Later Paul Joel, a designer working on Dad's Army, spotted the van among Wilmington's stock of vehicles and obtained it for use in the series. The van was repainted and had "J. Jones Family Butcher" sign-painted on its side panels. The van still has its original engine from 1935.

Screen appearances

Jones's van made its screen debut in Dad's Army on 11 September 1969 in the episode "The Armoured Might of Lance Corporal Jones", the first in the series to be made in colour (the episode "Branded" was the first to be transmitted in colour). The van continued to make regular appearances until the series ended in 1977.

In 1979 the original van was seen in Dick Barton - Special Agent with the distinctive side panels covered and the van filmed through a green filter to further disguise it.

A different van was used for the 1971 Dad's Army film, namely a closed cab Ford Model AA with a box roof added so that the platoon could stand inside it. This is on show at the Bressingham Steam and Gardens exhibition.
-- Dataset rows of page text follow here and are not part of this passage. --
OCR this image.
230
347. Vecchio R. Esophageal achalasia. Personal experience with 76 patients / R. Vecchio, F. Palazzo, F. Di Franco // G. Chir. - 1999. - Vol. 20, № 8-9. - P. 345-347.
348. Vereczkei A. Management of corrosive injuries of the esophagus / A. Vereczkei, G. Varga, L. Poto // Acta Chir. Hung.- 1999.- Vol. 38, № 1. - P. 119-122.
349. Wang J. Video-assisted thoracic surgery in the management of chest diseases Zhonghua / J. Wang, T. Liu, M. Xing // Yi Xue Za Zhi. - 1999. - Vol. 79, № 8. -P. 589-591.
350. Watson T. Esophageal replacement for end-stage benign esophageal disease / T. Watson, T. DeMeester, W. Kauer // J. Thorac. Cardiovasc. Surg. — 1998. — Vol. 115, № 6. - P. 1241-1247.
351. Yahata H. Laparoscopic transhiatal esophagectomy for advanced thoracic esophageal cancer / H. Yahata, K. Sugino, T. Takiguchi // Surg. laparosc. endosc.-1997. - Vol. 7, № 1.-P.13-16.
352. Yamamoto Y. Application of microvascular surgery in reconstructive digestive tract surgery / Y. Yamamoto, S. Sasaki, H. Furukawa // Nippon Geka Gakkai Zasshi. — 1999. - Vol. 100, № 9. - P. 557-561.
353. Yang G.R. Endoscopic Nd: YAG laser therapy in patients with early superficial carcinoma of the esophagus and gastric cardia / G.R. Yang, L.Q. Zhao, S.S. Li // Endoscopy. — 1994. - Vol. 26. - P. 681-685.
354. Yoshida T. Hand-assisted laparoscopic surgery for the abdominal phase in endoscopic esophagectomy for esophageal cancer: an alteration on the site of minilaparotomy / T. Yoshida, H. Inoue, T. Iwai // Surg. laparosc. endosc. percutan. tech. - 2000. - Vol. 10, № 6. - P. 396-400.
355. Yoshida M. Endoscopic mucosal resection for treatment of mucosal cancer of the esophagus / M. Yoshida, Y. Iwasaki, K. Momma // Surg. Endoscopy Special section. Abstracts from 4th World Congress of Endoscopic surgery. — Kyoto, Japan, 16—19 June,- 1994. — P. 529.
The original van was used again in the 2016 Dad's Army film.

Move to Thetford
When Dad's Army ended in 1977 the original Ford BB van was sold to a Ford Dealer in Finchley and then sold again in 1991 to the Patrick Motor Museum in Birmingham for a hammer price of £11,200. In 2012 the van was auctioned by Bonhams, when it was sold to the Dad's Army Museum in Thetford for £63,100 including the buyer's premium. The van went on display at the Charles Burrell Museum in early 2013 after a period of cosmetic restoration.

The van's engine underwent a full rebuild by a local firm of engineers ready to run for the 2017 museum season. On 11 November 2017 the van and volunteers from the Dad's Army Museum took part in the Lord Mayor's Show.

Merchandise
Various toy versions of Jones's van were commercially available, including one made as part of a series of Dad's Army and wartime vehicles by the BBC, while Corgi released 1:50 scale models of a Thornycroft van as Jones butcher's van and a Bedford 0 Series as that belonging to Hodges. Each came with a figurine of the character.